Assommé, groggy et d’ une grande tristesse depuis cette nuit de dimanche où les résultats sont tombés, et je ne peux toujours pas y croire , même si , depuis 3 mois que je suis au Venezuela , je voyais arriver cette défaite, mais un miracle était toujours possible, par ces mobilisations incroyables dont on avait pris l’habitude.
Si critiques de Maduro il y a, ce n’est pas à moi de les faire , pas assez qualifié, au moins sur le volet économique, mais les élections approchaient et on voyait bien qu’on allait dans le mur, les mesures radicales pour tenter d’inverser cette tendance ne venaient pas , tout était « étrangement » calme, même si l’ambiance était parfois pesante.
La guerre économique a été un piège bien orchestré, pilotée par qui on sait, mon impression est qu’elle a été savamment dosée , suffisamment pour provoquer frustration, mécontentement et colère dans l’électorat « flottant » Chaviste le moins conscientisé, mais pas trop pour ne pas provoquer une grande réaction populaire et faire réagir le gouvernement de façon radicale.
L’opposition déroulait , j’allais dire tranquillement, son plan , sa stratégie, jusqu’à la date du 6 décembre. C’est peut être ce qu’elle a fait de plus intelligent en 17 ans de révolution.
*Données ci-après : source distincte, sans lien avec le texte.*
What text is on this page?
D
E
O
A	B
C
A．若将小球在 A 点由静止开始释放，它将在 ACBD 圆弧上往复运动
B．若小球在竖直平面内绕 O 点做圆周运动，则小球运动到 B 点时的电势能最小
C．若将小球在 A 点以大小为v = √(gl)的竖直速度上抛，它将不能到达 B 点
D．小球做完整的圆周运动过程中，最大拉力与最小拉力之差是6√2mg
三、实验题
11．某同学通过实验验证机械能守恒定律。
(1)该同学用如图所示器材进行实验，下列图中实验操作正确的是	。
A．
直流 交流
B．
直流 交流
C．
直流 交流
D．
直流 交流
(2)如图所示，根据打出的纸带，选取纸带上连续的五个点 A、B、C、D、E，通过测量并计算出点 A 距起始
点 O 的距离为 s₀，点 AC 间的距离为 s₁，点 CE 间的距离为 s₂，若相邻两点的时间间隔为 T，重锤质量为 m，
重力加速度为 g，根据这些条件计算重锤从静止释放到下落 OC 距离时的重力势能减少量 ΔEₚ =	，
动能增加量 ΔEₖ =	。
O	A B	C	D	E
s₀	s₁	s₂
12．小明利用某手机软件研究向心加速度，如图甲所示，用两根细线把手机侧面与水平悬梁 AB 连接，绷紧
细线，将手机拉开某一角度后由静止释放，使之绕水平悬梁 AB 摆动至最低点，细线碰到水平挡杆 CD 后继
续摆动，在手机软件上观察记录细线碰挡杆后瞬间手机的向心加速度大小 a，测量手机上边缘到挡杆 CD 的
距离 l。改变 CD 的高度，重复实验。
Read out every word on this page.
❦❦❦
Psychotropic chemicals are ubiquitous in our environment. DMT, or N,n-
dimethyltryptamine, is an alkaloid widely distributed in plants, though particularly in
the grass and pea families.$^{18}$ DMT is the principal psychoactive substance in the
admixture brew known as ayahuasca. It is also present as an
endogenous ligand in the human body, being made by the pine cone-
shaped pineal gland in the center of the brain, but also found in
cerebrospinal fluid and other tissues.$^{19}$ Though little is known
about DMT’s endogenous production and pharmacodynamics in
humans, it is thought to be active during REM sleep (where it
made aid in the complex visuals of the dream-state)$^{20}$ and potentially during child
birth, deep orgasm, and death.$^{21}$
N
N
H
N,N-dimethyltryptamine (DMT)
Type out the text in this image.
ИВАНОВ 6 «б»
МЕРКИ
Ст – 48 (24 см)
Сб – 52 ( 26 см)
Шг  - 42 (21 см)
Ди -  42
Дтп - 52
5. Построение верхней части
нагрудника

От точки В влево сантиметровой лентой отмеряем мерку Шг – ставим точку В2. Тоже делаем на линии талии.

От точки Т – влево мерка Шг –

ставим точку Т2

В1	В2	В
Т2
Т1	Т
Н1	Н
Je pense que ce qui a fait le plus mal est l’hyper-inflation, plus que les pénuries et les files d’attente, j’ai vu beaucoup de Chavistes en colère devant , non pas une simple perte de « pouvoir d’achat » mais d’un appauvrissement rapide, affolant, semaine après semaine. L’un d’eux me disait qu’il ne pouvait même plus se racheter et remplacer une simple paire de chaussures, passée en quelques mois de 1000 à 10 000 Bolivars, soit juste au dessus du nouveau salaire mensuel minimum d’environ 9000 Bolivars.( après la dernière augmentation de 30%, en octobre )
En numéro 2 des calamités , l’effondrement artificiel à visée géopolitique ( visant le Venezuela, la Russie, l’ Iran ) du prix du baril de pétrole a privé le gouvernement Bolivarien de ressources qui lui auraient beaucoup servi à contrer cette guerre économique. A ce niveau le piège se refermait.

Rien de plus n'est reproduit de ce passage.